J'essaie de résumer la situation pour ceux qui n'auraient pas suivi (on pourra approfondir si nécessaire) :

L'objet principal de la discorde, du moins dans les fac de droit, est le décret modifiant le statut des enseignants chercheurs. Il prévoit une modulation du service (qui se traduit par une charge + ou - importante d'heures de cours) et une évolution de carrière, en fonction d'une évaluation quadriennale de la qualité de l'enseignement et de la recherche.

Le gouvernement soutient que l'évaluation tirera la recherche vers le haut et permettra de rationaliser les charges d'enseignement, c'est à dire qu'un enseignant qui fait peu de recherche (ou de mauvaise qualité ?) se verra attribué plus d'heures d'enseignements. A l'inverse, un enseignant à la qualité de recherche exceptionnelle pourrait voir son service allégé. Le but est également que soit enfin reconnues à leur juste valeur les diverses responsabilités administrative et pédagogiques des enseignants (responsable d'année, direction de diplôme ...), qui seraient prises en compte dans l'évaluation.

Certains enseignants sont contre le principe même de ce décret.

D'autres dénoncent ses modalités d'applications, craignant notamment que sous couvert d'autonomie, une évaluation locale soit arbitraire et aient des effets pervers de clientèlisme. Ils demandent des critères clairement définis et une évaluation par le Conseil National des Universités, dont la décision s'imposerait au président d'université. Par ailleurs, cette réforme permettrait de ne pas augmenter (voir réduire) le nombre de postes, puisqu'on pourrait faire travailler plus (sans gagner plus) les enseignants en "modulant" leur service.
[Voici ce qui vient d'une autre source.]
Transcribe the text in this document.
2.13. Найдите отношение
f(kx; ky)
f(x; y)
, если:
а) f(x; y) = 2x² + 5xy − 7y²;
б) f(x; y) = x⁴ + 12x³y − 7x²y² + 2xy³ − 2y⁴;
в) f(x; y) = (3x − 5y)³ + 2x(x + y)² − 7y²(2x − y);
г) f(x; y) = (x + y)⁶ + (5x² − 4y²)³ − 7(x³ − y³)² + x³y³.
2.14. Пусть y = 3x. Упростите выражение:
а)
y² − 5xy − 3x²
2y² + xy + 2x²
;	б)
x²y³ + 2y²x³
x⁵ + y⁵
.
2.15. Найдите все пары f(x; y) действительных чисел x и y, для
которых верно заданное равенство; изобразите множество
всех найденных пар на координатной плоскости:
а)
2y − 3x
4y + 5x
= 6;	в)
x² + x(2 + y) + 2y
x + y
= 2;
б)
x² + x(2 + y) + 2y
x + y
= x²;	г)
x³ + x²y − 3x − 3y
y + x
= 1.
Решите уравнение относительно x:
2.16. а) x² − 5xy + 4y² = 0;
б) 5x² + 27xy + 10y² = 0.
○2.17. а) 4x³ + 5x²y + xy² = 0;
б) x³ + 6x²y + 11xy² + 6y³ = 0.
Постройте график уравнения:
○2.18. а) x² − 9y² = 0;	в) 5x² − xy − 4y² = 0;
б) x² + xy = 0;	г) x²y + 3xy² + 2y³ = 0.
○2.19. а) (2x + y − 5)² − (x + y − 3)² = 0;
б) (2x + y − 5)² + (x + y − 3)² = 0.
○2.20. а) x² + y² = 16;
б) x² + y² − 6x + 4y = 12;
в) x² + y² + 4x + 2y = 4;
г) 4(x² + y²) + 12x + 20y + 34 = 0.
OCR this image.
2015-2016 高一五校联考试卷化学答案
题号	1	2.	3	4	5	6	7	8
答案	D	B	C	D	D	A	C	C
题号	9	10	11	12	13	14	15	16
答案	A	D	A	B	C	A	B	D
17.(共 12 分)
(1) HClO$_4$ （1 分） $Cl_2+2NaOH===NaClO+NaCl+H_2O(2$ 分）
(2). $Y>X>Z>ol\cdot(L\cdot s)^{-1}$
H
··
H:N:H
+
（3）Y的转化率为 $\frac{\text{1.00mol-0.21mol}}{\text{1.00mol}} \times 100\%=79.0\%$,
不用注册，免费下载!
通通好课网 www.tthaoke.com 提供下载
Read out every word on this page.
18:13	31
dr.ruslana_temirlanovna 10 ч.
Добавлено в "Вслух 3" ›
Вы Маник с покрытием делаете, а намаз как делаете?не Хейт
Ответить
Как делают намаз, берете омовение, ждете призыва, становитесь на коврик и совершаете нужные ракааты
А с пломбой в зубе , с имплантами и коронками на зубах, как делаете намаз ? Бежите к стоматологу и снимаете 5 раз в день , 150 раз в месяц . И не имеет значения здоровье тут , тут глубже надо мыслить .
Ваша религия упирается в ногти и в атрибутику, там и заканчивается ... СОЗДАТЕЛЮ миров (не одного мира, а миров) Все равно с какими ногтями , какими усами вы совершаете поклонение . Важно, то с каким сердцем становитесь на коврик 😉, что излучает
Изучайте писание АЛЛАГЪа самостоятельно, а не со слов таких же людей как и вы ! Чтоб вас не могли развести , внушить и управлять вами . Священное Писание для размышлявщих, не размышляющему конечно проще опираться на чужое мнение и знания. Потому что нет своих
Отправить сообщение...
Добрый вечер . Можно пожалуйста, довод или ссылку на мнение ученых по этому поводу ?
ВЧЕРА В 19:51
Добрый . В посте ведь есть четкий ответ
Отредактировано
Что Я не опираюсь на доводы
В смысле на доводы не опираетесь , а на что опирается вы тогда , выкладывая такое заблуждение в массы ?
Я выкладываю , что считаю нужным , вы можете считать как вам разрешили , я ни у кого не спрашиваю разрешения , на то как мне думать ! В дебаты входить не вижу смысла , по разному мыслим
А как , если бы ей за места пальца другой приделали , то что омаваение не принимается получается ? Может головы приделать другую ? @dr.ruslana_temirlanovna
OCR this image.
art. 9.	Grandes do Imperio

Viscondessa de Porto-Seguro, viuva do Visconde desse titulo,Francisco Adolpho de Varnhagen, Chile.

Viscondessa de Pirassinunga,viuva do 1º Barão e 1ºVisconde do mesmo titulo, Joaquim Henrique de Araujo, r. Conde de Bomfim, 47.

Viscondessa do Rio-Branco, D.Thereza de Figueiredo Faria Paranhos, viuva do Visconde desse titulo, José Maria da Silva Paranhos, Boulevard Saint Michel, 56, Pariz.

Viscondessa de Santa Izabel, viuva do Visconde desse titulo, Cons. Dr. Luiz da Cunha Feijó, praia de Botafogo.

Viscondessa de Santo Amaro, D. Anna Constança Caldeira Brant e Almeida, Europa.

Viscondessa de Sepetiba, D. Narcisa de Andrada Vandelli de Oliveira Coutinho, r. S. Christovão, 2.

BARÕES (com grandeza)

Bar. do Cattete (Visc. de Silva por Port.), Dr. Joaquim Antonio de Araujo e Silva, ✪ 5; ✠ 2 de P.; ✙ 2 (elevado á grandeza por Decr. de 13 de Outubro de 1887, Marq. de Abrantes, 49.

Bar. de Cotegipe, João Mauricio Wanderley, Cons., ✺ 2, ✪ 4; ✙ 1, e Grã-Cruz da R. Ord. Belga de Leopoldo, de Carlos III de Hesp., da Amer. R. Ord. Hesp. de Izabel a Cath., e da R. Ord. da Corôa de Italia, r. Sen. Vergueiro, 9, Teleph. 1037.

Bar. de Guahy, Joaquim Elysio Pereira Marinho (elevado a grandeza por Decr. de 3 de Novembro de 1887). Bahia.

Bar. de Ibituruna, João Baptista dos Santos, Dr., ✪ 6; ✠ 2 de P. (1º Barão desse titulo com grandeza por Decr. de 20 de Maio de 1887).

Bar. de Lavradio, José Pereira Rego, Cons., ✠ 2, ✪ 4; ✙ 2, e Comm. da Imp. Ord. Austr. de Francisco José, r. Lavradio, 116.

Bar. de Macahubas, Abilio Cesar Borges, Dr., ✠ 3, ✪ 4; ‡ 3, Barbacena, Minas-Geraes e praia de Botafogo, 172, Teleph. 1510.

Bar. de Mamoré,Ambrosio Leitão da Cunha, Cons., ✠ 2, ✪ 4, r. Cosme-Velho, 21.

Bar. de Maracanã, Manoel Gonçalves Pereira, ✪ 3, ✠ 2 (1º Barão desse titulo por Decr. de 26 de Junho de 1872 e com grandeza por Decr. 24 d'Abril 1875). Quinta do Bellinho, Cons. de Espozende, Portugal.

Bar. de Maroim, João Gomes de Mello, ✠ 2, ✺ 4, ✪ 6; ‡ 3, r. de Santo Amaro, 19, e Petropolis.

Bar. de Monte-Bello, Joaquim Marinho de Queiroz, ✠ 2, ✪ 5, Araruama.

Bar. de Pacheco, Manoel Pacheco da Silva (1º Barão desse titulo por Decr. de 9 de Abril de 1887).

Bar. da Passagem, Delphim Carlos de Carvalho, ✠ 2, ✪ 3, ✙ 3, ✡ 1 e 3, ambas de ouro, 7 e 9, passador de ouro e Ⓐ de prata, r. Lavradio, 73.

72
S'ajoutent à cela des protestations plus générales (plus affirmées dans d'autres types de faculté), sur le sous financement des universités et de la recherche ou encore la réforme du mode de formation des enseignants du primaire (la "masterisation"), qui touche donc indirectement la formation des futurs étudiants.

Les politiciens n'ont pas tardé à mettre leur nez dans l'affaire. En gros l'UMP et ses satellites soutiennent aveuglément le gouvernement, tandis que l'opposition soutient ouvertement le (toute forme de) mouvement social. Il y a donc une véritable bataille d'opinion, parfois à coup d'instrumentalisation de la presse, il faut donc être vigilant et critique quans vous lisez/entendez un avis.


Voilà le tableau, mais il est surtout important de recueillir l'opinion des étudiants. Il n'y a pas de bonne ou de mauvaise réponse, dites simplement ce que vous pensez de tout ça!

Quelques pistes de réflexion :

Mouvement corporatiste ou mouvement sincère pour la défense de l'université ? Instrumentalisation des étudiants ou sommes nous vraiment concernés ?

Y a t il du bon dans la réforme ou faut il un retrait pur et simple ?

Soutenez vous les diverses modalités d'action (rétention de notes, grèves avec ou sans maintien des cours, blocages, journées de manif ...) ou êtes vous préoccupé avant tout par le bon déroulement de votre année ?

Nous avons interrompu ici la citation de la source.